We have been given a set,$A = {\text{ }}\left\{ {1,2,3,4,5} \right\}$ and ${\text{ }}f:{\text{ }}A \to A{\text{ }}$ be an into function such that ${\text{ }}f\left( i \right)\; \ne i\forall i \in A$. We need to find all such functions of f.
So, for each i, there are only four choices are available because we know that there are $n{\text{ }} - {\text{ }}1$ choices for $f{\text{ }}:{\text{ }}\left\{ {1,2,3,4, \ldots .n} \right\}$ $\to \left\{ {1,2,3,4 \ldots .n} \right\}$ if $f\left( i \right) \ne {\text{i,}}$ and therefore, there are ${\left( {n - 1} \right)^n}$ such functions are there.

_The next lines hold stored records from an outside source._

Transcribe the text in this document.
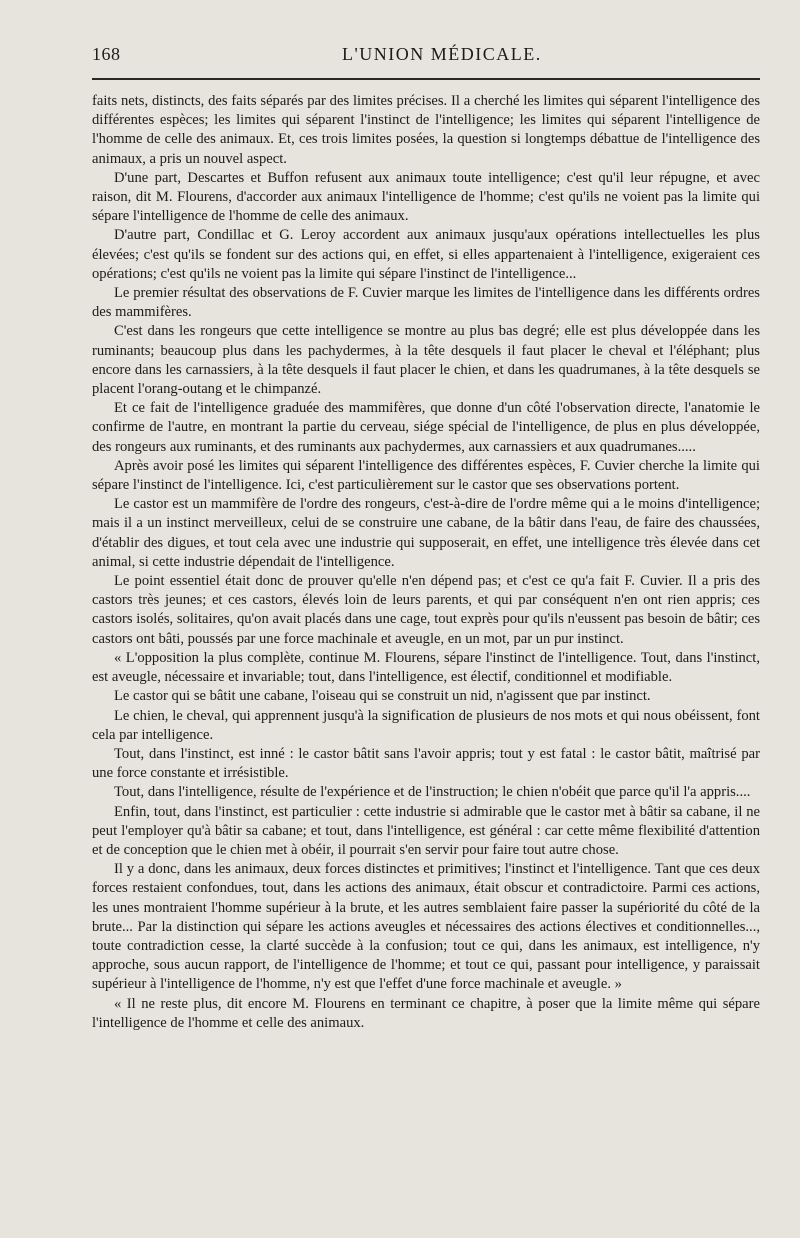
168	L'UNION MÉDICALE.

faits nets, distincts, des faits séparés par des limites précises. Il a cherché les limites qui séparent l'intelligence des différentes espèces; les limites qui séparent l'instinct de l'intelligence; les limites qui séparent l'intelligence de l'homme de celle des animaux. Et, ces trois limites posées, la question si longtemps débattue de l'intelligence des animaux, a pris un nouvel aspect.

D'une part, Descartes et Buffon refusent aux animaux toute intelligence; c'est qu'il leur répugne, et avec raison, dit M. Flourens, d'accorder aux animaux l'intelligence de l'homme; c'est qu'ils ne voient pas la limite qui sépare l'intelligence de l'homme de celle des animaux.

D'autre part, Condillac et G. Leroy accordent aux animaux jusqu'aux opérations intellectuelles les plus élevées; c'est qu'ils se fondent sur des actions qui, en effet, si elles appartenaient à l'intelligence, exigeraient ces opérations; c'est qu'ils ne voient pas la limite qui sépare l'instinct de l'intelligence...

Le premier résultat des observations de F. Cuvier marque les limites de l'intelligence dans les différents ordres des mammifères.

C'est dans les rongeurs que cette intelligence se montre au plus bas degré; elle est plus développée dans les ruminants; beaucoup plus dans les pachydermes, à la tête desquels il faut placer le cheval et l'éléphant; plus encore dans les carnassiers, à la tête desquels il faut placer le chien, et dans les quadrumanes, à la tête desquels se placent l'orang-outang et le chimpanzé.

Et ce fait de l'intelligence graduée des mammifères, que donne d'un côté l'observation directe, l'anatomie le confirme de l'autre, en montrant la partie du cerveau, siége spécial de l'intelligence, de plus en plus développée, des rongeurs aux ruminants, et des ruminants aux pachydermes, aux carnassiers et aux quadrumanes.....

Après avoir posé les limites qui séparent l'intelligence des différentes espèces, F. Cuvier cherche la limite qui sépare l'instinct de l'intelligence. Ici, c'est particulièrement sur le castor que ses observations portent.

Le castor est un mammifère de l'ordre des rongeurs, c'est-à-dire de l'ordre même qui a le moins d'intelligence; mais il a un instinct merveilleux, celui de se construire une cabane, de la bâtir dans l'eau, de faire des chaussées, d'établir des digues, et tout cela avec une industrie qui supposerait, en effet, une intelligence très élevée dans cet animal, si cette industrie dépendait de l'intelligence.

Le point essentiel était donc de prouver qu'elle n'en dépend pas; et c'est ce qu'a fait F. Cuvier. Il a pris des castors très jeunes; et ces castors, élevés loin de leurs parents, et qui par conséquent n'en ont rien appris; ces castors isolés, solitaires, qu'on avait placés dans une cage, tout exprès pour qu'ils n'eussent pas besoin de bâtir; ces castors ont bâti, poussés par une force machinale et aveugle, en un mot, par un pur instinct.

« L'opposition la plus complète, continue M. Flourens, sépare l'instinct de l'intelligence. Tout, dans l'instinct, est aveugle, nécessaire et invariable; tout, dans l'intelligence, est électif, conditionnel et modifiable.

Le castor qui se bâtit une cabane, l'oiseau qui se construit un nid, n'agissent que par instinct.

Le chien, le cheval, qui apprennent jusqu'à la signification de plusieurs de nos mots et qui nous obéissent, font cela par intelligence.

Tout, dans l'instinct, est inné : le castor bâtit sans l'avoir appris; tout y est fatal : le castor bâtit, maîtrisé par une force constante et irrésistible.

Tout, dans l'intelligence, résulte de l'expérience et de l'instruction; le chien n'obéit que parce qu'il l'a appris....

Enfin, tout, dans l'instinct, est particulier : cette industrie si admirable que le castor met à bâtir sa cabane, il ne peut l'employer qu'à bâtir sa cabane; et tout, dans l'intelligence, est général : car cette même flexibilité d'attention et de conception que le chien met à obéir, il pourrait s'en servir pour faire tout autre chose.

Il y a donc, dans les animaux, deux forces distinctes et primitives; l'instinct et l'intelligence. Tant que ces deux forces restaient confondues, tout, dans les actions des animaux, était obscur et contradictoire. Parmi ces actions, les unes montraient l'homme supérieur à la brute, et les autres semblaient faire passer la supériorité du côté de la brute... Par la distinction qui sépare les actions aveugles et nécessaires des actions électives et conditionnelles..., toute contradiction cesse, la clarté succède à la confusion; tout ce qui, dans les animaux, est intelligence, n'y approche, sous aucun rapport, de l'intelligence de l'homme; et tout ce qui, passant pour intelligence, y paraissait supérieur à l'intelligence de l'homme, n'y est que l'effet d'une force machinale et aveugle. »

« Il ne reste plus, dit encore M. Flourens en terminant ce chapitre, à poser que la limite même qui sépare l'intelligence de l'homme et celle des animaux.
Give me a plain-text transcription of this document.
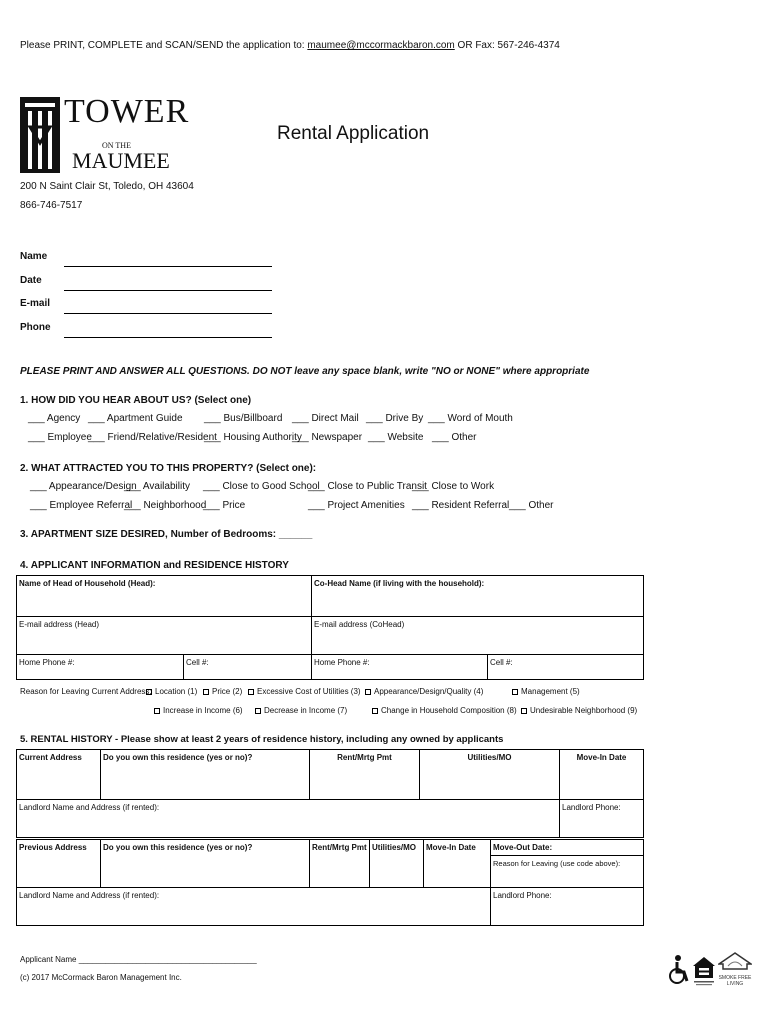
Please PRINT, COMPLETE and SCAN/SEND the application to: maumee@mccormackbaron.com OR Fax: 567-246-4374
TOWER
ON THE
MAUMEE
Rental Application
200 N Saint Clair St, Toledo, OH 43604
866-746-7517
Name
Date
E-mail
Phone
PLEASE PRINT AND ANSWER ALL QUESTIONS. DO NOT leave any space blank, write "NO or NONE" where appropriate
1. HOW DID YOU HEAR ABOUT US? (Select one)
___ Agency ___ Apartment Guide ___ Bus/Billboard ___ Direct Mail ___ Drive By ___ Word of Mouth
___ Employee
___ Friend/Relative/Resident
___ Housing Authority
___ Newspaper ___ Website ___ Other
2. WHAT ATTRACTED YOU TO THIS PROPERTY? (Select one):
___ Appearance/Design
___ Availability ___ Close to Good School
___ Close to Public Transit
___ Close to Work
___ Employee Referral
___ Neighborhood
___ Price	___ Project Amenities ___ Resident Referral ___ Other
3. APARTMENT SIZE DESIRED, Number of Bedrooms: ______
4. APPLICANT INFORMATION and RESIDENCE HISTORY
Name of Head of Household (Head):		Co-Head Name (if living with the household):	
E-mail address (Head)		E-mail address (CoHead)	
Home Phone #:	Cell #:	Home Phone #:	Cell #:
Reason for Leaving Current Address: Location (1)	Price (2)	Excessive Cost of Utilities (3)	Appearance/Design/Quality (4)	Management (5)
Increase in Income (6)	Decrease in Income (7)	Change in Household Composition (8)	Undesirable Neighborhood (9)
5. RENTAL HISTORY - Please show at least 2 years of residence history, including any owned by applicants
Current Address	Do you own this residence (yes or no)?	Rent/Mrtg Pmt	Utilities/MO	Move-In Date
Landlord Name and Address (if rented):				Landlord Phone:
Previous Address	Do you own this residence (yes or no)?	Rent/Mrtg Pmt	Utilities/MO	Move-In Date	Move-Out Date:
Reason for Leaving (use code above):

Landlord Name and Address (if rented):					Landlord Phone:
Applicant Name ________________________________________
(c) 2017 McCormack Baron Management Inc.	SMOKE FREE
LIVING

$n{\text{ }} = {\text{ }}5{\text{ }} \Rightarrow {\text{ (}}n{\text{ }}-{\text{ }}1) = {\text{ }}4$
As mentioned earlier, we will have ${\left( {n - 1} \right)^n}$ functions for f.
Therefore, ${4^5}$ such functions, i.e.,$4 \times 4 \times 4 \times 4 \times 4{\text{ }} = 1024$
Thus, $1024$ such functions are there.